I was thinking the other day how quickly life seems to be going by. It dawned on me in a very strong sense that the hour glass is well and truly beginning to empty, and that if I’m lucky, I might have 30 years of living left. That would make me 87 then, which seemed so old once, but now seems to be coming quicker with each passing year. Thirty years ago, I was setting off to Canada after working in Ireland on newspapers. That seems not too long ago.

The passage of time was a topic of conversation then between myself and others of my same general age group, and how people today don’t have to learn things anymore. All of the answers to most questions in life are but a few keystrokes away.

Phone numbers. When I was younger, you had to remember telephone numbers. I can still rattle off the phone number in the house where I grew up, my sister’s number in the farmhouse she moved to when she married, the local shop where you would call up and put in your order for pickup later in the day.

That shop is long gone, and I wonder what ever happened to the pretty daughter that I had an embarrassing schoolboy crush on but was so shy that I’d just come out like a blubbering twit anytime Mary was behind the counter.

We had to remember things like bus and train timetables, making sure you didn’t have to wait too long at any one time.

Now you know when train is coming by the display boards in stations, so the dangerous excitement of getting on the wrong train to the wrong place is gone.

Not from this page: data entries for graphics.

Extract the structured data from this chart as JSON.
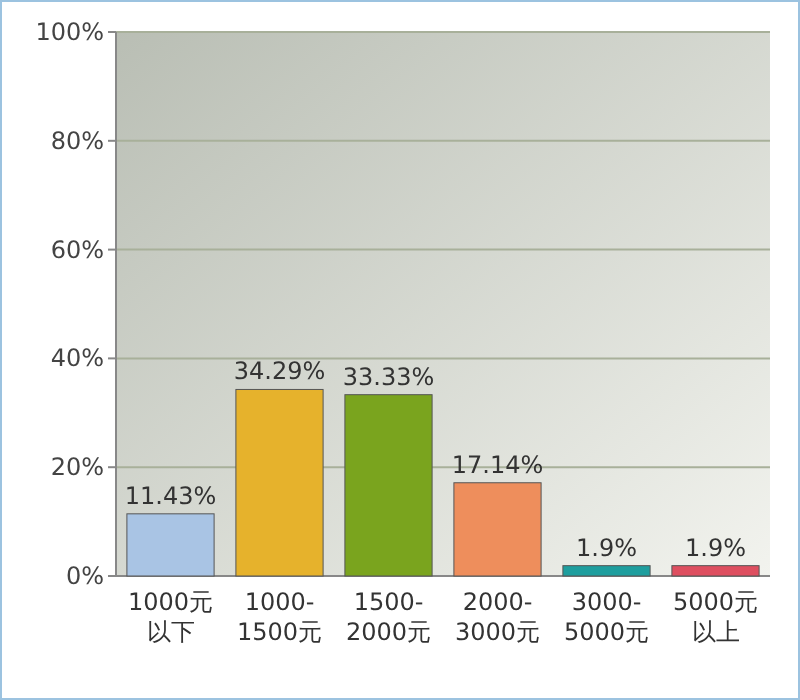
{
  "chart_data": {
    "type": "bar",
    "categories": [
      "1000元以下",
      "1000-\n1500元",
      "1500-\n2000元",
      "2000-\n3000元",
      "3000-\n5000元",
      "5000元以上"
    ],
    "values": [
      11.43,
      34.29,
      33.33,
      17.14,
      1.9,
      1.9
    ],
    "value_labels": [
      "11.43%",
      "34.29%",
      "33.33%",
      "17.14%",
      "1.9%",
      "1.9%"
    ],
    "colors": [
      "#a9c4e4",
      "#e6b22c",
      "#7aa41e",
      "#ee8e5c",
      "#1e9e9e",
      "#de4f60"
    ],
    "ylim": [
      0,
      100
    ],
    "yticks": [
      {
        "value": 0,
        "label": "0%"
      },
      {
        "value": 20,
        "label": "20%"
      },
      {
        "value": 40,
        "label": "40%"
      },
      {
        "value": 60,
        "label": "60%"
      },
      {
        "value": 80,
        "label": "80%"
      },
      {
        "value": 100,
        "label": "100%"
      }
    ],
    "grid": "y"
  }
}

At newspapers back in the day — how old I feel when I write that — even when the edition was put to bed editors weren’t, trivia was a way of passing time. One editor specialised in the capitals of US states and territories, another in obscure Winter Olympic sports like curling or luge.

That board game Trivial Pursuits? It seemed as if every household had one and it always came out at holiday times or big family gatherings. That game was the idea of newspaper editors in Montreal, who would pass the downtime between editions asking each other questions. And then they took it further and developed the board game. It made them all millionaires and they never had to work again.

Monopoly was another board game that was played by families. It always ended up in a row, and whoever was the banker always seemed to win. Funny that.

Do people still play Scrabble, or is it a pastime that has now past its time? You’d always end up with too many ‘I’s, ‘O’s and ‘U’s. Funny that too.

One friend mentioned that he used to work as what is politely described as a Turf Accountant, and his ability to do quick mental arithmetic landed him the job. How many young people today know maths to that extent. All they have to do now is open up the calculator app and they’re away to the races.

When was the last time you saw a slide rule?

When I was in university, you always knew the architecture students by the big awkward round plastic tube cases they wielded. Or the civil engineering students carried big T-squares and rulers that would be used on drafting tables. Do those things even exist anymore? Or have they been replaced by computers and CAD?

I had a thought too that with camera-assist in new cars, young people might lose the art of parking and reversing into parking spots. There was a knack in learning to drive with one hand on the wheel, the other on the passenger seat as you craned your neck to look behind. Yes, when you’re 57 and the clock is ticking down, there’s no harm in looking backwards.